Birth Control and Sexual Health

Birth Control

You deserve to be able to make your own decisions about family planning—whether you want to have kids in two years or 10 years, whether you don’t want to have any kids or don’t want to have any more kids, whether you need help maintaining your reproductive health. Our providers will talk with you and listen to you, helping you make the decisions that are right for you and giving what you need to follow through on them.

Natural family planning (NFP). Also known as fertility awareness, NFP involves timing your sexual activity to avoid pregnancy. Your Bellin provider can help you map your cycle and train you in the most effective way to use this method.

Oral contraception. Combination pills or mini-pills contain a small amount of manmade estrogen and progestin to prevent eggs from leaving the ovaries. They can prevent pregnancy, ease menstrual cramps and even lead to lighter periods.

Depo-Provera. This hormonal injection is performed every 12 weeks. It uses progestin, injected into the arm or buttocks, to prevent eggs from leaving the ovaries and increase the thickness of cervical mucus.

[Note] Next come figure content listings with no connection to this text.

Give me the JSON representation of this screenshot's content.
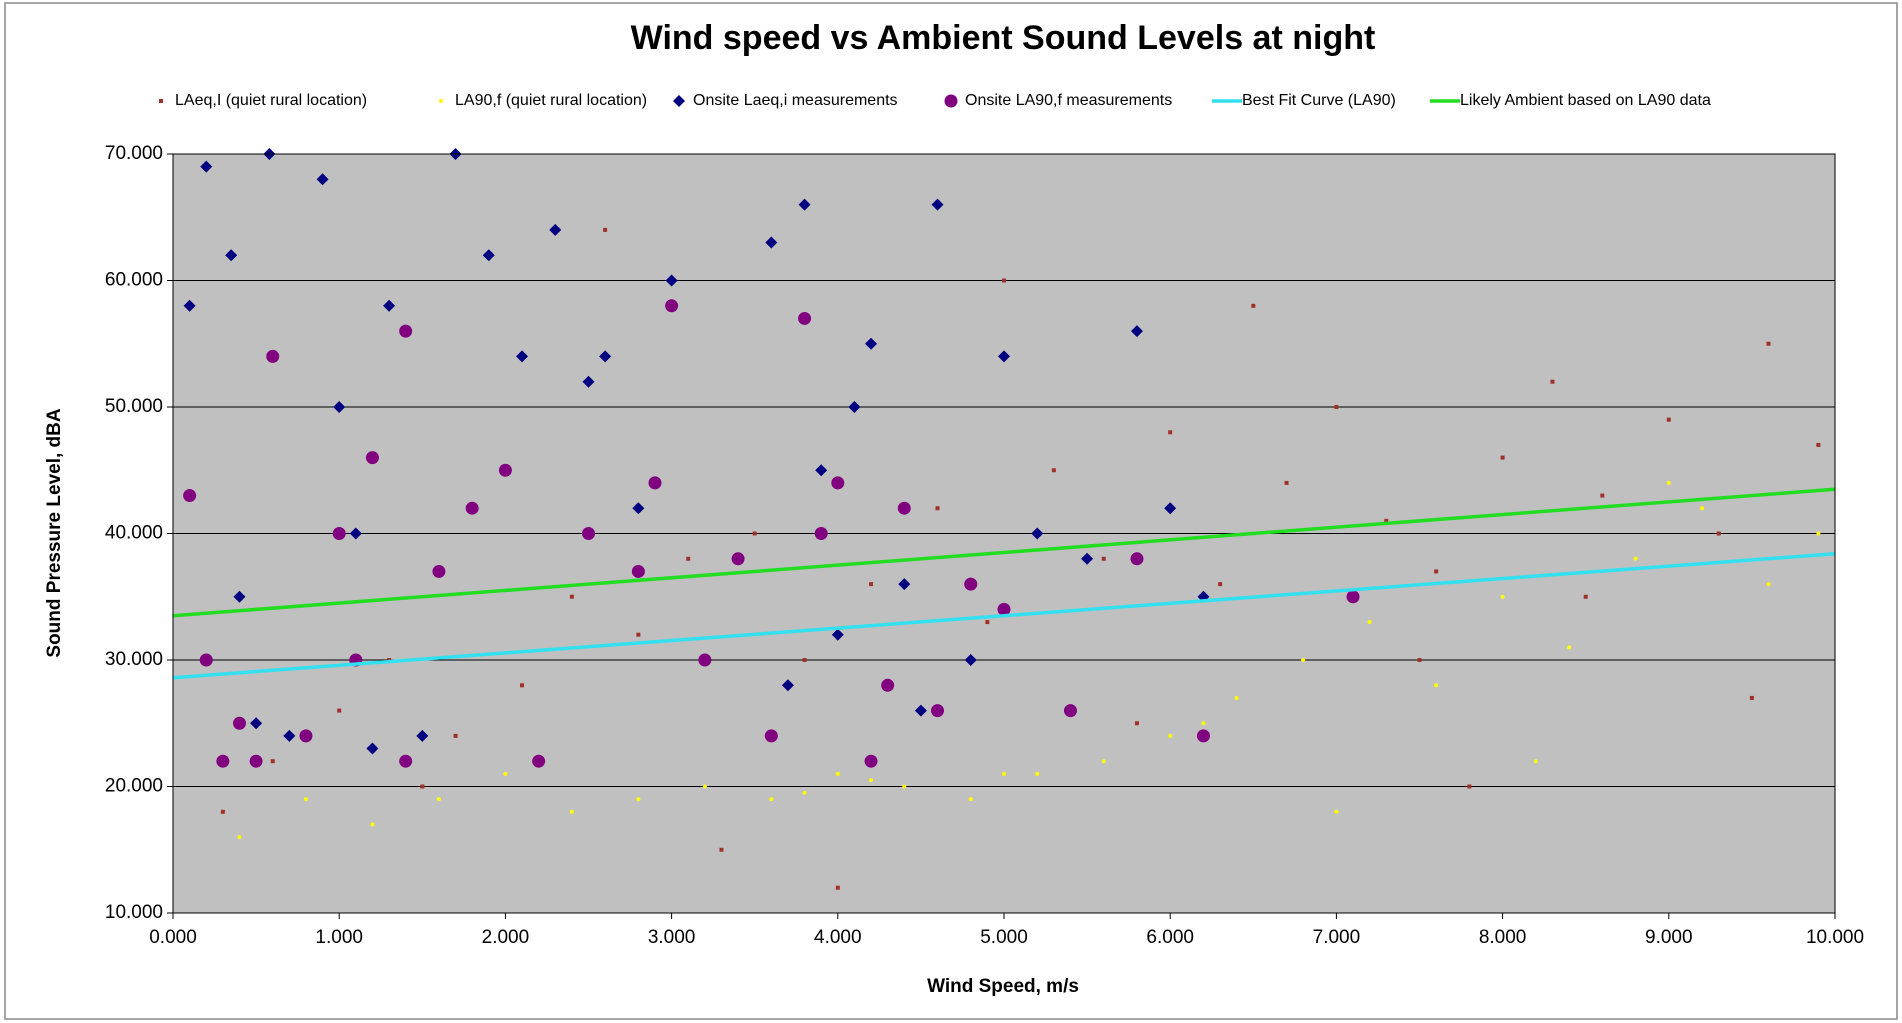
{
  "chart_data": {
    "type": "scatter",
    "title": "Wind speed vs Ambient Sound Levels at night",
    "xlabel": "Wind Speed, m/s",
    "ylabel": "Sound Pressure Level, dBA",
    "xlim": [
      0,
      10
    ],
    "ylim": [
      10,
      70
    ],
    "xticks": [
      {
        "value": 0,
        "label": "0.000"
      },
      {
        "value": 1,
        "label": "1.000"
      },
      {
        "value": 2,
        "label": "2.000"
      },
      {
        "value": 3,
        "label": "3.000"
      },
      {
        "value": 4,
        "label": "4.000"
      },
      {
        "value": 5,
        "label": "5.000"
      },
      {
        "value": 6,
        "label": "6.000"
      },
      {
        "value": 7,
        "label": "7.000"
      },
      {
        "value": 8,
        "label": "8.000"
      },
      {
        "value": 9,
        "label": "9.000"
      },
      {
        "value": 10,
        "label": "10.000"
      }
    ],
    "yticks": [
      {
        "value": 10,
        "label": "10.000"
      },
      {
        "value": 20,
        "label": "20.000"
      },
      {
        "value": 30,
        "label": "30.000"
      },
      {
        "value": 40,
        "label": "40.000"
      },
      {
        "value": 50,
        "label": "50.000"
      },
      {
        "value": 60,
        "label": "60.000"
      },
      {
        "value": 70,
        "label": "70.000"
      }
    ],
    "grid": true,
    "plot_background": "#c0c0c0",
    "series": [
      {
        "name": "LAeq,I (quiet rural location)",
        "color": "#a0302a",
        "marker": "square",
        "x": [
          0.3,
          0.6,
          1.0,
          1.3,
          1.7,
          2.1,
          2.4,
          2.8,
          3.1,
          3.5,
          3.8,
          4.2,
          4.6,
          4.9,
          5.3,
          5.6,
          6.0,
          6.3,
          6.7,
          7.0,
          7.3,
          7.6,
          8.0,
          8.3,
          8.6,
          9.0,
          9.3,
          9.6,
          9.9,
          2.6,
          4.0,
          5.0,
          6.5,
          7.5,
          8.5,
          9.5,
          1.5,
          3.3,
          5.8,
          7.8
        ],
        "values": [
          18,
          22,
          26,
          30,
          24,
          28,
          35,
          32,
          38,
          40,
          30,
          36,
          42,
          33,
          45,
          38,
          48,
          36,
          44,
          50,
          41,
          37,
          46,
          52,
          43,
          49,
          40,
          55,
          47,
          64,
          12,
          60,
          58,
          30,
          35,
          27,
          20,
          15,
          25,
          20
        ]
      },
      {
        "name": "LA90,f (quiet rural location)",
        "color": "#ffff00",
        "marker": "dot",
        "x": [
          0.4,
          0.8,
          1.2,
          1.6,
          2.0,
          2.4,
          2.8,
          3.2,
          3.6,
          4.0,
          4.4,
          4.8,
          5.2,
          5.6,
          6.0,
          6.4,
          6.8,
          7.2,
          7.6,
          8.0,
          8.4,
          8.8,
          9.2,
          9.6,
          9.9,
          3.8,
          4.2,
          5.0,
          6.2,
          7.0,
          8.2,
          9.0
        ],
        "values": [
          16,
          19,
          17,
          19,
          21,
          18,
          19,
          20,
          19,
          21,
          20,
          19,
          21,
          22,
          24,
          27,
          30,
          33,
          28,
          35,
          31,
          38,
          42,
          36,
          40,
          19.5,
          20.5,
          21,
          25,
          18,
          22,
          44
        ]
      },
      {
        "name": "Onsite Laeq,i measurements",
        "color": "#000080",
        "marker": "diamond",
        "x": [
          0.1,
          0.2,
          0.35,
          0.5,
          0.58,
          0.7,
          0.9,
          1.0,
          1.1,
          1.3,
          1.5,
          1.7,
          1.9,
          2.1,
          2.3,
          2.5,
          2.8,
          3.0,
          3.2,
          3.4,
          3.6,
          3.8,
          3.9,
          4.0,
          4.2,
          4.4,
          4.6,
          4.8,
          5.0,
          5.2,
          5.5,
          5.8,
          6.0,
          6.2,
          0.4,
          1.2,
          2.6,
          3.7,
          4.1,
          4.5
        ],
        "values": [
          58,
          69,
          62,
          25,
          70,
          24,
          68,
          50,
          40,
          58,
          24,
          70,
          62,
          54,
          64,
          52,
          42,
          60,
          30,
          38,
          63,
          66,
          45,
          32,
          55,
          36,
          66,
          30,
          54,
          40,
          38,
          56,
          42,
          35,
          35,
          23,
          54,
          28,
          50,
          26
        ]
      },
      {
        "name": "Onsite LA90,f measurements",
        "color": "#800080",
        "marker": "circle",
        "x": [
          0.1,
          0.2,
          0.3,
          0.4,
          0.6,
          0.8,
          1.0,
          1.2,
          1.4,
          1.6,
          1.8,
          2.0,
          2.2,
          2.5,
          2.8,
          3.0,
          3.2,
          3.4,
          3.6,
          3.8,
          4.0,
          4.2,
          4.4,
          4.6,
          4.8,
          5.0,
          5.4,
          5.8,
          6.2,
          7.1,
          0.5,
          1.4,
          2.9,
          3.9,
          4.3,
          1.1
        ],
        "values": [
          43,
          30,
          22,
          25,
          54,
          24,
          40,
          46,
          22,
          37,
          42,
          45,
          22,
          40,
          37,
          58,
          30,
          38,
          24,
          57,
          44,
          22,
          42,
          26,
          36,
          34,
          26,
          38,
          24,
          35,
          22,
          56,
          44,
          40,
          28,
          30
        ]
      }
    ],
    "lines": [
      {
        "name": "Best Fit Curve (LA90)",
        "color": "#33e0f0",
        "x": [
          0,
          10
        ],
        "values": [
          28.6,
          38.4
        ]
      },
      {
        "name": "Likely Ambient based on LA90 data",
        "color": "#22dd22",
        "x": [
          0,
          10
        ],
        "values": [
          33.5,
          43.5
        ]
      }
    ]
  }
}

Essure. Essure is the most effective, hormone-free, surgery-free permanent birth control option available. It’s a small insert placed in the fallopian tube through the vagina and cervix to block the tube and prevent pregnancy.

Tubal ligation. This permanent procedure blocks, ties or cuts the fallopian tubes to keep eggs from traveling into an area where they might encounter sperm. (This is different from a hysterectomy, which removes the entire uterus.)

Sexual Health

We provide the education, exams and counselors to help you keep your sexual relationships physically and emotionally healthy.

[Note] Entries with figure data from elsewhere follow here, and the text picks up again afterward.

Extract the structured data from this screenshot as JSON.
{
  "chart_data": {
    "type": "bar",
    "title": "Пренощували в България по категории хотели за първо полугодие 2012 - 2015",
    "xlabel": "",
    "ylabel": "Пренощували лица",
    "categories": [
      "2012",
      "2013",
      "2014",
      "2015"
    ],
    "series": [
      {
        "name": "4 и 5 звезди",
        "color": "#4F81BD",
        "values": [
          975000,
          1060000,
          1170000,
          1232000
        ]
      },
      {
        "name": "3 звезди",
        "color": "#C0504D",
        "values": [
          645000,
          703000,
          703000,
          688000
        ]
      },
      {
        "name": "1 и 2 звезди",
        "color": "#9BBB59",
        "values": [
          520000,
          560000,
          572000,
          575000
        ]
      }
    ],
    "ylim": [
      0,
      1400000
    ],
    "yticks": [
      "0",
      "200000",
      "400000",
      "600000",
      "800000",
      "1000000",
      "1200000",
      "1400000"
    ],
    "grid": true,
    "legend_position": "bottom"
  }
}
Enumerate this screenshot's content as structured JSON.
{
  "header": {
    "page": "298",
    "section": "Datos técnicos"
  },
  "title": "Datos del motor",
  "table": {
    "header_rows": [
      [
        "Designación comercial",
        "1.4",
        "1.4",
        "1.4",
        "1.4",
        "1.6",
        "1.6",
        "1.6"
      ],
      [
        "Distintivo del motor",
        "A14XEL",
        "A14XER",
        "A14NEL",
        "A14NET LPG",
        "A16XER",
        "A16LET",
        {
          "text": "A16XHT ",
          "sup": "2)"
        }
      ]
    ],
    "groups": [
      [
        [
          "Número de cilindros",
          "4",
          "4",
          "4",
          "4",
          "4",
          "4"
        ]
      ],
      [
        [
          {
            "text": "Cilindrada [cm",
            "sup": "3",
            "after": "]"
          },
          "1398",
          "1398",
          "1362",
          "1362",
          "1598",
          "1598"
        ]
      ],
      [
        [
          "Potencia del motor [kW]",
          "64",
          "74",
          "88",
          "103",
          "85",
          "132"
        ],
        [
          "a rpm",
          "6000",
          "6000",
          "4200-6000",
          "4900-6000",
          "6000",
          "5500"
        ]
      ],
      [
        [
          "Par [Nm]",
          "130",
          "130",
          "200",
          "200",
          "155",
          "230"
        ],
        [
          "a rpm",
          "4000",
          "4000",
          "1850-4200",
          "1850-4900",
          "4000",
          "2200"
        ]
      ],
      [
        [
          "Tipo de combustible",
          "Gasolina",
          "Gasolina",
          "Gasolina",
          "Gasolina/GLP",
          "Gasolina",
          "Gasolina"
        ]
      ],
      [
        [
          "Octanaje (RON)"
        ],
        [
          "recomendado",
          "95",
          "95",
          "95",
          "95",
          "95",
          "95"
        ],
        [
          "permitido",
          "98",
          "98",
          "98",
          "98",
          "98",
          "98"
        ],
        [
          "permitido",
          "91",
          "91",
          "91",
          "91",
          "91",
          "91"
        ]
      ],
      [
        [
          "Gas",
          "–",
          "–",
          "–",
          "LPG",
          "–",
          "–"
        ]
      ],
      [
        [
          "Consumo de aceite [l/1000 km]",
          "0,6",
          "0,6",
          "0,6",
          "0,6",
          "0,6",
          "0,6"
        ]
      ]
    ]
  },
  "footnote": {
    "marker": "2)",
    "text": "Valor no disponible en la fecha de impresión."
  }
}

To protect your health, get tested at least once a year—more often if you’ve had unprotected sex or if you or your partner has had sex with other people. Remember that most STDs are symptomless, and you could be carrying an infection without showing any signs. Be sure to tell your provider the exact kind of sex you’ve had
(e.g. oral, anal, vaginal) to determine which tests are needed.

To reduce your risk of sexual health problems, limit your number of sexual partners, always use male and/or female condoms, get tested with your partner before having sex, avoid having sex under the influence of drugs and alcohol and consider protecting yourself with HPV and hepatitis B vaccinations.